B. L’article 8 de la Charte

[65] Les demandeurs sont d’avis que les vastes pouvoirs d’inspection que la LPV confère à l’ACIA portent atteinte aux droits que leur garantit l’article 8 de la Charte. Ils signalent qu’ils n’ont pas convenu d’un droit restreint au respect de leur vie privée dans leur exploitation juste à cause de la réglementation de la culture de la pomme de terre. Ils font valoir que la LPV autorise à appliquer des pouvoirs d’une portée excessive sans supervision judiciaire et, à l’évidence, sans motif raisonnable pour soupçonner que les échantillons de sol requis renferment le parasite de la gale verruqueuse de la pomme de terre. Et ils allèguent que la saisie d’échantillons de sol agricole est de nature hautement intrusive même s’il ne s’agit pas d’échantillons non corporels.

[66] La défenderesse soutient que l’article 8 de la Charte est un droit personnel qui protège les personnes et non les lieux. Elle ajoute qu’il existe un « lien rationnel » entre l’objet et les objectifs de la LPV et l’Enquête, que l’on impose des limites aux inspecteurs par l’entremise du paragraphe 26(1) et qu’il est présumé que les producteurs de pommes de terre de semence ont convenu de se soumettre aux règles qui régissent leur activité réglementée.

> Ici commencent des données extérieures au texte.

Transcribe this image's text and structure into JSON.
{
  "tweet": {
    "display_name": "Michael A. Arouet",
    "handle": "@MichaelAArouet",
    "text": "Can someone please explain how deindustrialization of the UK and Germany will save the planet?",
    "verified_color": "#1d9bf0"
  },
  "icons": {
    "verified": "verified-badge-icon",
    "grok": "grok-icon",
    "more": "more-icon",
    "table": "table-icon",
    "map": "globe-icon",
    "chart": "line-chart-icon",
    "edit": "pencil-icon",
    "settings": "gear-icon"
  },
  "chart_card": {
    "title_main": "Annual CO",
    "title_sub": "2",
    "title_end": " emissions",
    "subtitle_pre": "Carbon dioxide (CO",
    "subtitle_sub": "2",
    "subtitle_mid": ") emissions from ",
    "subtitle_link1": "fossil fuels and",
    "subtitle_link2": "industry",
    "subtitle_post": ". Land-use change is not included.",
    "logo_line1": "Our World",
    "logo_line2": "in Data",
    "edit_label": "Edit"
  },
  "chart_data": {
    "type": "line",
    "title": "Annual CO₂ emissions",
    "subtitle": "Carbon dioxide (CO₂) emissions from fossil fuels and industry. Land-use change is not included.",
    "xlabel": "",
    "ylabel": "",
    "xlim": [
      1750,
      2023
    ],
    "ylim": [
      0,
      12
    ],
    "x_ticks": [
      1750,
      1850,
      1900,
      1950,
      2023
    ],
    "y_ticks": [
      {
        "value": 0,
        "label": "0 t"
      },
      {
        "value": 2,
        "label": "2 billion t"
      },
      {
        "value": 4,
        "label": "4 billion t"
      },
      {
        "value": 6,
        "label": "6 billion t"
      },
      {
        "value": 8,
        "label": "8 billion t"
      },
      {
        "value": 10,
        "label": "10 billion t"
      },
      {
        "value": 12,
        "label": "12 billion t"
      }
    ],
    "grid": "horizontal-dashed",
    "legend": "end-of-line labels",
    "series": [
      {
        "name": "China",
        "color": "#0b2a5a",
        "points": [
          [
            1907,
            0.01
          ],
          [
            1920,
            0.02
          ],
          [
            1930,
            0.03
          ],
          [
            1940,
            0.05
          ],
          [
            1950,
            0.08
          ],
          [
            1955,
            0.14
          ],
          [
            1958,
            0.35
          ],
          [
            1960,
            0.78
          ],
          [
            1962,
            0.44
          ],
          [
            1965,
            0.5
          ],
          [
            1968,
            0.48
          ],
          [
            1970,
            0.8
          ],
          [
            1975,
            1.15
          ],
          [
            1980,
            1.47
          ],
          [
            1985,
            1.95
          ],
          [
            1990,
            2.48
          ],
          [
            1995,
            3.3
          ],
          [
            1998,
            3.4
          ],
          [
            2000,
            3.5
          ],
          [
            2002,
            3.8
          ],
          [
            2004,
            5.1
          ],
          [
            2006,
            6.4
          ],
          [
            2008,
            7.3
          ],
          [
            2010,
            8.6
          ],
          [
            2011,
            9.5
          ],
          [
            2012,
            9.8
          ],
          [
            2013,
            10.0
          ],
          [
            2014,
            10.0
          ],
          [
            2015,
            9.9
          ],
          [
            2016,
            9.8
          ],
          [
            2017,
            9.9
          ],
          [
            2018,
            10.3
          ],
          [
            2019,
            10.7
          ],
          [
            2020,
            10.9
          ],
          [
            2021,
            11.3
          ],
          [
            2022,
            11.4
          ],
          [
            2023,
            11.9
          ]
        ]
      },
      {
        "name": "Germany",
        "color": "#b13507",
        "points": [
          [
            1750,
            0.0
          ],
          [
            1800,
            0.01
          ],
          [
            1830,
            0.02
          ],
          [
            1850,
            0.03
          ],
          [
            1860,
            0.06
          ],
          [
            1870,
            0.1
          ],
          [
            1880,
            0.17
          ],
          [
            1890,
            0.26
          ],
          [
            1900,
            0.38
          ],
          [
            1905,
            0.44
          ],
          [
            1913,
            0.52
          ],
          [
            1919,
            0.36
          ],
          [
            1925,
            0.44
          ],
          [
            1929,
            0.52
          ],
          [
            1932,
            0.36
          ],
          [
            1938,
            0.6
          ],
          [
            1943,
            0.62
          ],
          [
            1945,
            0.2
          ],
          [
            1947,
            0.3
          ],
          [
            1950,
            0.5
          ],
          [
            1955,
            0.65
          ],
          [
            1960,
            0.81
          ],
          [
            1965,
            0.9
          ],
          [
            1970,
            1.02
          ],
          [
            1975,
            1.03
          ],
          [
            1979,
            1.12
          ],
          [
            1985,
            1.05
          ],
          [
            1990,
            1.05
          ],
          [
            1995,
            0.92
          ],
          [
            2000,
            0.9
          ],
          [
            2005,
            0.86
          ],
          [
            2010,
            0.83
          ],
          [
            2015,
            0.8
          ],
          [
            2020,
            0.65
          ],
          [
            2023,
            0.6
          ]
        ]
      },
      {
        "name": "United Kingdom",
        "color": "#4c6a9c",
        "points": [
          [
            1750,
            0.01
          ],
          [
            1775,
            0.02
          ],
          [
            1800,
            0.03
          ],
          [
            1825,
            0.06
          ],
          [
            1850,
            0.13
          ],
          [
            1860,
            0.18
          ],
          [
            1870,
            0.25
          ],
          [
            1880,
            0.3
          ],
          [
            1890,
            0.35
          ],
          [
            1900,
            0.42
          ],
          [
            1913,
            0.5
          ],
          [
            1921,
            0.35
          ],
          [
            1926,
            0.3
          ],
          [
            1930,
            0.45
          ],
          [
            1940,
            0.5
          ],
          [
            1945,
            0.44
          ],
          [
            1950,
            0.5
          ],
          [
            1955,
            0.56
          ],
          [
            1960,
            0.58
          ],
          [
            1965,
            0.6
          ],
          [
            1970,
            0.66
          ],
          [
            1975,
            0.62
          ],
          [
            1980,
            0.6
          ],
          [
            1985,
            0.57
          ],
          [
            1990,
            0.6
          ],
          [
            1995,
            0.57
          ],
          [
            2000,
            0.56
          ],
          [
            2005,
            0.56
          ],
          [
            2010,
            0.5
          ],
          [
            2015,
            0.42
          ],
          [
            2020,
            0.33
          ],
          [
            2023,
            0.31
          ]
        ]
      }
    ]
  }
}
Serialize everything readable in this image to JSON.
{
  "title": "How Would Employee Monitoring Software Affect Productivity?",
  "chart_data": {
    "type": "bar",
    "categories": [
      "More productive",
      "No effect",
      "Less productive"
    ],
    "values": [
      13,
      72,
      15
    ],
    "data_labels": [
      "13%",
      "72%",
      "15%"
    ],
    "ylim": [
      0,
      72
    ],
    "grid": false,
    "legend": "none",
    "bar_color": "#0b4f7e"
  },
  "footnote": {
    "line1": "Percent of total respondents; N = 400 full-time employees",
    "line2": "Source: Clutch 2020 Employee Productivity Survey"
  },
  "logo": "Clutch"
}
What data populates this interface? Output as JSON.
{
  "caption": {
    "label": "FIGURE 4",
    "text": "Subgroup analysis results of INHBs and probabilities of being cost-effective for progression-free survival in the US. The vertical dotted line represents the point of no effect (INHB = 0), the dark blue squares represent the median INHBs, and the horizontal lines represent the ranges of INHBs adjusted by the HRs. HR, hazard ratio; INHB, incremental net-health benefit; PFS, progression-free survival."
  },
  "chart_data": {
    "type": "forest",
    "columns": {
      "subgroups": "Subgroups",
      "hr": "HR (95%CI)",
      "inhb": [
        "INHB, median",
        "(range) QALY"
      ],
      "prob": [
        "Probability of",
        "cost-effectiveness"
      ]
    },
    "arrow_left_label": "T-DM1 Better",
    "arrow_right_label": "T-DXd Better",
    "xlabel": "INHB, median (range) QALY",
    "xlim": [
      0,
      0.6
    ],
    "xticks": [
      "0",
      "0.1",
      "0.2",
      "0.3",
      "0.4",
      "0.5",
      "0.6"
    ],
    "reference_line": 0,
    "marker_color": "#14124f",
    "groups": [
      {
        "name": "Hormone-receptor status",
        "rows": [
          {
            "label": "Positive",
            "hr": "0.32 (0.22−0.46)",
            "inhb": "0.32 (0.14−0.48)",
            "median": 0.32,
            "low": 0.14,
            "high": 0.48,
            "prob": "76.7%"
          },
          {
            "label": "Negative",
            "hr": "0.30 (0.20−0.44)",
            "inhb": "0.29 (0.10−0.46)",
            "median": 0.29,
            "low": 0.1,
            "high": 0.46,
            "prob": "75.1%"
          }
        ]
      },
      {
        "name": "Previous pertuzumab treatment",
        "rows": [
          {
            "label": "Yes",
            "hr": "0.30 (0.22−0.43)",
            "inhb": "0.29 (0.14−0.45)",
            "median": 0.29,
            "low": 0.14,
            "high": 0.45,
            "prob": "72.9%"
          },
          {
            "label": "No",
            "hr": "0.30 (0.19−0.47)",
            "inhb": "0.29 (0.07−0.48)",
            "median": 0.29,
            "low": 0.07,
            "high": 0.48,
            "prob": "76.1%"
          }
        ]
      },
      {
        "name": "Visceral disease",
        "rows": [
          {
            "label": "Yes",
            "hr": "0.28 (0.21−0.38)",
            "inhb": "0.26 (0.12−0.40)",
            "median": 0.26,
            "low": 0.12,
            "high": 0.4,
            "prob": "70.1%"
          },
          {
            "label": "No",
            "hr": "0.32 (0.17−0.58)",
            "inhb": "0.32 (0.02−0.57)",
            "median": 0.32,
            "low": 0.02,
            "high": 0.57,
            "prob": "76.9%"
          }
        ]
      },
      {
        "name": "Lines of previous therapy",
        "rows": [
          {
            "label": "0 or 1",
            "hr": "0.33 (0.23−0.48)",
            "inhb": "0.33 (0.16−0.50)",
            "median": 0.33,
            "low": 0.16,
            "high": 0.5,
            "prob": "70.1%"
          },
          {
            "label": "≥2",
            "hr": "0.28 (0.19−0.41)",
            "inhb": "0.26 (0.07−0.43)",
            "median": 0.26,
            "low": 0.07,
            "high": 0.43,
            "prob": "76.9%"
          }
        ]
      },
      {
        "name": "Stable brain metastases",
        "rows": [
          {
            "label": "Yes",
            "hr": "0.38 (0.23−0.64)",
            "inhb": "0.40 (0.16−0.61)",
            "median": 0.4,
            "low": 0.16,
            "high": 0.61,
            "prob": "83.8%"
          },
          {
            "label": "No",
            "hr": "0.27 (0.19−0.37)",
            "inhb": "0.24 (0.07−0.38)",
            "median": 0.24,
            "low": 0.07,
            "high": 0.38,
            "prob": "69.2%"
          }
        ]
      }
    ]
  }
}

[67] Ceci étant dit avec égards, je suis d’accord avec l’ACIA. Je reconnais que la Cour suprême du Canada a statué que des pouvoirs réglementaires d’inspection constituent une fouille ou une perquisition au sens de l’article 8 de la Charte : voir l’arrêt Comité paritaire de l’industrie de la Chemise c Potash, [1994] 2 RCS 406, aux p 417 et 441 [Comité paritaire].

[68] Cependant, il est vrai aussi que la Cour suprême du Canada a explicitement décrété que les garanties de l’article 8 qui sont énoncées dans l’arrêt Hunter et autres c Southam Inc., [1984] 2 RCS 145 sont « impossibles » à appliquer dans le contexte réglementaire, qui est celui dans lequel s’inscrit la perquisition autorisée par l’Enquête en l’espèce. Dans un contexte réglementaire, une inspection a pour objet sous‑jacent de vérifier si l’on respecte une loi réglementaire : voir l’arrêt Comité paritaire, à la p 421.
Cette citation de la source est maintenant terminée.